España tiene fichas que mover en relación con Cuba, pero está acostumbrada a servir de freno para que la Unión Europea no sea demasiado dura con el régimen cubano. ¿Por qué? Por un lado, hay un fuerte lobby de la izquierda y de la extrema izquierda que así lo quiere. Por otro, hay otro lobby mucho más fuerte aún: el de nuestros hoteleros y otros supuestos empresarios que trafican con el dolor, la represión y la desesperanza de los ciudadanos de Cuba. No es sólo que España deba romper relaciones políticas con el régimen castrista: es que, sobre todo, debe romper relaciones económicas. Las protestas han arrojado un saldo de varias decenas de muertos según las fuentes más fiables, aunque hasta ahora el régimen sólo reconoce uno. Van cerca de trescientos detenidos y cientos de desaparecidos. Las manifestaciones se han generalizado en todo el país porque el miedo ha cambiado de bando y, ante el hambre extrema y la absoluta desatención médica en medio de una pandemia que ha destruido la salud y el turismo, los cubanos ya no tienen nada que perder y se atreven por fin a gritar libertad y a mancillar los símbolos de una revolución fallida, trasnochada y empobrecedora.
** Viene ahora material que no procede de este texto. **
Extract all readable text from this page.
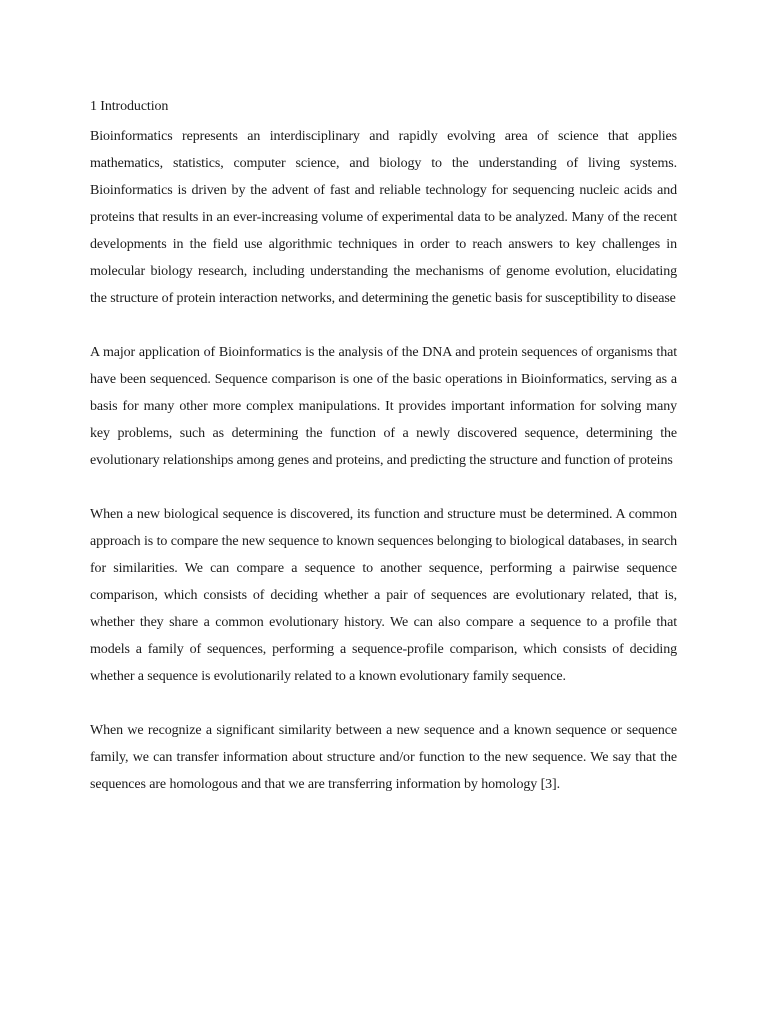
1 Introduction

Bioinformatics represents an interdisciplinary and rapidly evolving area of science that applies mathematics, statistics, computer science, and biology to the understanding of living systems. Bioinformatics is driven by the advent of fast and reliable technology for sequencing nucleic acids and proteins that results in an ever-increasing volume of experimental data to be analyzed. Many of the recent developments in the field use algorithmic techniques in order to reach answers to key challenges in molecular biology research, including understanding the mechanisms of genome evolution, elucidating the structure of protein interaction networks, and determining the genetic basis for susceptibility to disease

A major application of Bioinformatics is the analysis of the DNA and protein sequences of organisms that have been sequenced. Sequence comparison is one of the basic operations in Bioinformatics, serving as a basis for many other more complex manipulations. It provides important information for solving many key problems, such as determining the function of a newly discovered sequence, determining the evolutionary relationships among genes and proteins, and predicting the structure and function of proteins

When a new biological sequence is discovered, its function and structure must be determined. A common approach is to compare the new sequence to known sequences belonging to biological databases, in search for similarities. We can compare a sequence to another sequence, performing a pairwise sequence comparison, which consists of deciding whether a pair of sequences are evolutionary related, that is, whether they share a common evolutionary history. We can also compare a sequence to a profile that models a family of sequences, performing a sequence-profile comparison, which consists of deciding whether a sequence is evolutionarily related to a known evolutionary family sequence.

When we recognize a significant similarity between a new sequence and a known sequence or sequence family, we can transfer information about structure and/or function to the new sequence. We say that the sequences are homologous and that we are transferring information by homology [3].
El mundo no puede seguir transigiendo con el régimen. Ya van sesenta y dos años. ¿Hay que esperar otros sesenta y dos cruzados de brazos mientras Cuba se desangra? Me resulta repulsiva la idea, tan extendida incluso entre quienes condenan el comunismo cubano, de que “hay que dejarles a ellos solos”, “no es asunto nuestro” o “no puede inducirse desde fuera el cambio”. Claro que se puede. Y se debe. La soberanía nacional de los Estados es infinitamente menos importante que la soberanía individual de cada cubano. Y ésta es la que lleva seis décadas aplastada por el régimen totalitario. Díaz-Canel y toda la nomenklatura deben sentir una presión inédita, acorde con un movimiento social también inedito en la sociedad de la isla. La Antilla Grande no puede seguir siendo la Corea del Norte del hemisferio occidental, ni el vector de propagación de la peor pandemia ideológica de las últimas décadas: el neocomunismo que se ha enseñoreado de Venezuela, Nicaragua y otros países latinoamericanos. El régimen debe caer y Cuba debe iniciar una transición rápida. Seis décadas de comunismo han traído miseria, pero una sola de capitalismo situará a la isla como una Corea del Sur o una Taiwán de habla española. Urge bloquear, congelar y confiscar absolutamente todos los activos del Estado cubano y de los jerarcas del Partido Comunista en el exterior. Urge acabar con el embargo, sí, pero para sustituirlo por un auténtico bloqueo político, diplomático y sobre todo económico que sí resulte efectivo, como lo fue el que derribó al régimen racista de Sudáfrica. Sólo así podremos arrodillar a la nomenklatura comunista y ponerla al borde de una insurrección popular de consecuencias extremas, único lenguaje que parece entender esa élite. Y urge habilitar, en casos como el de Cuba, la primacía del derecho y deber de injerencia humanitaria y por las libertades, sobre cualquier vestigio del obsoleto principio de soberanía de los Estados. Cuba debe salir del pozo, y no va a salir sola. Hace falta una acción decidida desde el exterior, y es una tristísima vergüenza que España, precisamente España, no acompañe a la sociedad cubana en ese camino y se haga cómplice, una vez más, de una de las peores dictaduras que quedan en el mundo. Albares tiene que quitarse el gorro de embajador, ponerse el de político y hacer de una vez algo diferente a lo que llevamos haciendo toda la vida, porque las circunstancias también son ahora diferentes. Ayudemos a liberar Cuba.